This small country is perhaps the best in Latin America for a tropical adventure, thanks to its mysterious jungles, incredible wildlife, active volcanoes and glorious deserted beaches.
We have defined the essential itinerary for Costa Rica: Manuel Antonio for the beach, Monteverde for cloud forest, Tortuguero for turtles, and Arenal volcano for outdoor adventure. Add in the sandy beachfront in Guanacaste and you have the perfect holiday.
There is plenty of adventure on offer. From pelicans flying over your hammock, lightning over a silver sea, pink orchids against turquoise houses, a passing cowboy with silver stirrups, the white sand and deep blue sea that stay in your memory.
San José
Old San José has its sights, from Museo de Jade (Plaza de la Democracía) and Museo del Oro (beneath Plaza de la Cultura), both with unrivalled but unsung pre-Colombian treasures, to the warren of the Mercado Central, and the pay-to-view grandeur of the Teatro Nacional.
Start at the city’s western edge with a visit to Museo de Arte Costarricense in the old air traffic control building of what used to be the airport, then head down Paseo Colon.
Corcovado rainforest
A quarter of Costa Rica is protected parks and reserve, but the crown jewel is Corcovado national park, 164 square miles of rainforest in the Osa peninsula, fringed by empty Pacific beach.
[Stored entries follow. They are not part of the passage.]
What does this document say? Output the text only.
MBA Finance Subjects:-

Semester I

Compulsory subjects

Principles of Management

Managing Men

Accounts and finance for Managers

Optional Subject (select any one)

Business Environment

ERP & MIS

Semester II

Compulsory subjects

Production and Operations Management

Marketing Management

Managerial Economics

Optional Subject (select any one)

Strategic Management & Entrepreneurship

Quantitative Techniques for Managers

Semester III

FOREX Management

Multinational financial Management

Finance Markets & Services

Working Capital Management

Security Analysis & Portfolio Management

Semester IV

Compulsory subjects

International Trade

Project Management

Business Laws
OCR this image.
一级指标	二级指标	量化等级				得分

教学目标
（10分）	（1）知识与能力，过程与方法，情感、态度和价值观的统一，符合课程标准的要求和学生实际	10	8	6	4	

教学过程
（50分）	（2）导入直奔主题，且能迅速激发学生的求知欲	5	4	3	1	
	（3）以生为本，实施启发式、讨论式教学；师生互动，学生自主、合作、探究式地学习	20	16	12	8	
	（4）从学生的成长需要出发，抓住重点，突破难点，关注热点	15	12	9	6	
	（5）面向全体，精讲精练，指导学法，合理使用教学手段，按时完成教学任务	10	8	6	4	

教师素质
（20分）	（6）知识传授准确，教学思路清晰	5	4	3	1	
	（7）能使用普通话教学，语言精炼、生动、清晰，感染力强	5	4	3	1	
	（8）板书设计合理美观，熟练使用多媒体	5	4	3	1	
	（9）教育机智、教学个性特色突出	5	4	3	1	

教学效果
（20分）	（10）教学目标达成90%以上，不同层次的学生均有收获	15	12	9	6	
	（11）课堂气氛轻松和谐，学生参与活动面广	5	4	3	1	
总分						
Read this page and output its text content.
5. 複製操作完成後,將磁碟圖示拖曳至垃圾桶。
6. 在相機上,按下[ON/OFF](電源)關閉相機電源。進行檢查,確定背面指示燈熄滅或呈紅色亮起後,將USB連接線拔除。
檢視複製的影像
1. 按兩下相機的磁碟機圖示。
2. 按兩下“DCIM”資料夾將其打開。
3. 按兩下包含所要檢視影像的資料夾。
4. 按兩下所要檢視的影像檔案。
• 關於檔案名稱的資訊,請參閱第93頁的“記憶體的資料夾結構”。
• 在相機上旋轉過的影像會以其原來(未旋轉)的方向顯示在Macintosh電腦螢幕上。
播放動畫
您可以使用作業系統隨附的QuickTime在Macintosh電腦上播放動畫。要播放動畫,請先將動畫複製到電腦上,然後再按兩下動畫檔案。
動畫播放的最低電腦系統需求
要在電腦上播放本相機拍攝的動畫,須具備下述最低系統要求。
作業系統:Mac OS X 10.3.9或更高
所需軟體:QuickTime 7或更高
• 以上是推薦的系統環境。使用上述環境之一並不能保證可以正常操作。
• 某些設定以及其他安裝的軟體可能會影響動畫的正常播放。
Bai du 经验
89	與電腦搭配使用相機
Remote and largely impenetrable, it’s home to five species of cat (jaguar, puma, ocelot, margay and jaguarundi) plus tapir, sloth, monkeys, boas (there are lots of snakes: wear boots) and almost 400 bird species. Here’s your best chance of spotting Costa Rican wildlife – and the waters are rich with dolphins and, seasonally, pods of whales.
Access is with guides only, and reservations need to be made well in advance. Hikes range from easy day trips, mainly around San Pedrillo, to multi-day treks with overnights at Sirena, a magical, ultra-basic ranger station.
Cloud forests
Monteverde is the classic cloud forest choice, and the most child-friendly, with sky tram, sky walk and, for over-eights, canopy zip lines. If you are travelling south, San Gerardo de Dota, 46 miles from the capital and 2,200 metres above sea level, makes a top stopover. The (heated) wooden cabins at Trogon Lodge lie inside the country’s newest national park, Los Quetzales, a vast birdwatchers’ paradise, home to flame-throated warblers, emerald toucanets, green violetear hummingbirds and motmots, turquoise cotingas as well as trogons and quetzals.
Worth noting that Central America’s foremost ornithologist, the late Alexander Skutch, chose to live just down the road.
Costa Ballena beaches
Costa Rica has two coasts and more than 300 beaches, some the domain of turtles. But there are two areas that have everything, from surfer bars to top-end retreats, party beaches to silent jungle. The first is the jungly Costa Ballena on the Central Pacific, extending 18 miles down Highway 34 from the grey-sand surfer town of Dominical to mini gastroville Ojochal.
Southern Caribbean beaches
The second beach area is the more laid-back eight-mile stretch of Caribbean coast between lively Puerto Viejo and sleepy Manzanillo. All the palm-fringed white-sand beaches, turquoise sea, parrots, jungle cabins, nightlife, surf camps, gingerbread beach cottages, and pancake breakfast joints a person could possibly need are here. This coast, settled by West Indian fishermen in the 19th century, is English-speaking, and that vibe still dominates, despite a steady influx of more excitable jungle lovers. The obvious thing to do is read in a hammock and visit a beach cafe.
Arenal, the essential volcano
Volcán Poás is easier to visit (it’s virtually a drive-in) and Volcán Rincón de la Vieja is wilder, but Arenal is unmissable. Only one thing beats the thrill of seeing Arenal erupt, and that’s seeing it erupt while you’re sitting in a hot spring. The hot spring industry sprang up as a way of entertaining frustrated visitors who arrived to find the perfect cone shrouded in cloud.